QUINN: Squabbling over speed |
It
was the point in Will County when the landscape went from rural to suburban –
and the speed limits suddenly dropped (if driving toward Chicago) from 65 miles
an hour down to 55.
IT
WAS JUST a given that when the state of Illinois increased the speed limits
from the traditional 55 mph (and telephone calls used to cost a dime) to 65,
the higher limit only applied to the portions of interstate highways that were
in rural parts of the state.
The
areas where there wasn’t as much traffic – or what traffic there was merely
passed through the area without making stops – were allowed to drive at the
faster rate.
It
also meant that someone could literally go from doing the speed limit to
exceeding it by 10 miles an hour – and could get a ticket for speeding if an
Illinois state trooper just happened to be in the area.
If
anything, the fact that troopers liked to hang out in the area to bolster their
traffic citations issued was the sudden warning that one had to slow down their
vehicles to accommodate the slower speed limit meant for urban areas.
BUT
THINGS COULD change. Or maybe not. We’re going to see in coming weeks what will
become of our interstate speed limits.
For
Gov. Pat Quinn this week signed into law a measure that boosts the speed limit
to 70 miles an hour – although only on the rural portions of interstate
highways. To listen to Quinn, the speed limit remains 55 on urban and
suburban-area highways.
Although
in what has become the latest urban/rural political spat, we have the state
legislator who crafted the increase (state Sen. James Oberweis, R-Sugar Grove)

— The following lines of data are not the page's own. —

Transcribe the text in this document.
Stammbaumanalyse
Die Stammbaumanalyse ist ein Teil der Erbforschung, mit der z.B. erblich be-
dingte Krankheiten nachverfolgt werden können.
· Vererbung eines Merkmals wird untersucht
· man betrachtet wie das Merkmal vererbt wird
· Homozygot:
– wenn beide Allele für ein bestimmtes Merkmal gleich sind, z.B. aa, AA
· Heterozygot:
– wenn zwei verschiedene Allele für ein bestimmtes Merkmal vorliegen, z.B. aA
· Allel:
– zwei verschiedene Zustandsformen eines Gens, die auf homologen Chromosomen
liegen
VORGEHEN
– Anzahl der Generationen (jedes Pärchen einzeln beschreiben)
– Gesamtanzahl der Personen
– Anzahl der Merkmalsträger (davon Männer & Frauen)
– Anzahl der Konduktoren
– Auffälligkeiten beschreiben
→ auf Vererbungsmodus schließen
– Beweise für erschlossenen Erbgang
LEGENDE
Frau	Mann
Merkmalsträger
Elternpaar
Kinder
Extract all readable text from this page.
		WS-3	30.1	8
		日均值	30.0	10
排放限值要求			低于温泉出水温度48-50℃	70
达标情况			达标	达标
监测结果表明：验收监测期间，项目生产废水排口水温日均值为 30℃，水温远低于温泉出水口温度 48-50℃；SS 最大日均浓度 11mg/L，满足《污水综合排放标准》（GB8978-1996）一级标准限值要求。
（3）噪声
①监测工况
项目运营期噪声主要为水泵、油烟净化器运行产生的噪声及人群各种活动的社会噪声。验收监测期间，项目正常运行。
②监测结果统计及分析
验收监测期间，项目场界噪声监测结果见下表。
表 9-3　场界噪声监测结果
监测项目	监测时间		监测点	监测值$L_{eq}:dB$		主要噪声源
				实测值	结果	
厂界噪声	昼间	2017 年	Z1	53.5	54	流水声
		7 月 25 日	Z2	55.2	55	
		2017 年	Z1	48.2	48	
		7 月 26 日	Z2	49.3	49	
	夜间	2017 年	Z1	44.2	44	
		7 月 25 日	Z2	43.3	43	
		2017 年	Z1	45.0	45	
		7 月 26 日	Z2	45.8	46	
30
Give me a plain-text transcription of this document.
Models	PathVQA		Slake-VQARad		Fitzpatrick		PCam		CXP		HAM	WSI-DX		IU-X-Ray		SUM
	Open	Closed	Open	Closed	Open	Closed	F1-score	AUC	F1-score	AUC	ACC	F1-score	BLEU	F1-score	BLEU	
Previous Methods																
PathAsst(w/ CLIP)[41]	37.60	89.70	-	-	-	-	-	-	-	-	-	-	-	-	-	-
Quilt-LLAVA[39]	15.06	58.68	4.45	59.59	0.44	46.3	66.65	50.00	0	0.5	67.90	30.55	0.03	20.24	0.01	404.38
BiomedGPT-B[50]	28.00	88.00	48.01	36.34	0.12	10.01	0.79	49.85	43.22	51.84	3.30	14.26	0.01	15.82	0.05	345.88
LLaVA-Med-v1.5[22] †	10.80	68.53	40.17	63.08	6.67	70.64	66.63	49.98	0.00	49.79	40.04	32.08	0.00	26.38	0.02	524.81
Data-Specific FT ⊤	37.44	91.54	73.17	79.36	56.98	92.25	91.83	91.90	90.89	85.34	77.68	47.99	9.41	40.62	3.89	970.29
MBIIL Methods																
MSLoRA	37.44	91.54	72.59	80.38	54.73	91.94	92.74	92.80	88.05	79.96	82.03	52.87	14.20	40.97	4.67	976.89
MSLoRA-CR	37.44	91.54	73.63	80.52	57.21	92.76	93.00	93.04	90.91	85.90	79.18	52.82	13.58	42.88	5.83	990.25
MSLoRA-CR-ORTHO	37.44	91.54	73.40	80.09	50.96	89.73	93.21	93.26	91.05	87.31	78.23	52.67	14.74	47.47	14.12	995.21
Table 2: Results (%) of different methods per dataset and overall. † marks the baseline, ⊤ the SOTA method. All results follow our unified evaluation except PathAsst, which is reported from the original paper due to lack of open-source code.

claiming he meant for the change in law to be truly statewide.
OBERWEIS: Statewide attention? |
A
sudden surge from 55 to 70 – once the new law takes effect Jan. 1.
THE
CHICAGO SUN-TIMES reported that the new law may bolster the speed limit on all
parts of the interstates in Illinois. But it also cited an “opt-out” provision
that allows officials in the urban-area counties (Cook, DuPage, Kane, Lake,
McHenry and Will) to exclude themselves from a 70 mile-an-hour speed limit.
Although
there are those officials who think that that counties don’t have jurisdiction
over interstates, no matter what any opt-out provision says. There also seems
to be confusion amongst county officials as to just what the law says.
Nobody
seems to know what the new law says. Which could make the whole concept so
confusing that it can’t even stand up in court. Who knows what will happen?
Although
the idea that drivers need to slow up their vehicles once they get into the
Chicago area is such an entrenched concept in Illinois that the Quinn
interpretation of the law is the one that is consistent with the way things are
done in Lincoln’s land.
UNLESS
THE TRUE intent of this new law was a desire to force some rural standard down
the collective throat of the state’s urban majority. In which case, it is
nothing more than a politically partisan stunt.
There
is, of course, the bottom line that makes the idea of legally whizzing through
Chicago at 70 miles an hour nothing more than a fantasy.
With
the way Chicago roads are perpetually under construction and repair, there’s
just no way anyone is going to seriously get their cars going anywhere near 70.
If anything, their cars will creep along at 20 miles an hour while he drivers
see the speed limit signs and dream about getting up to 55 – let alone 70.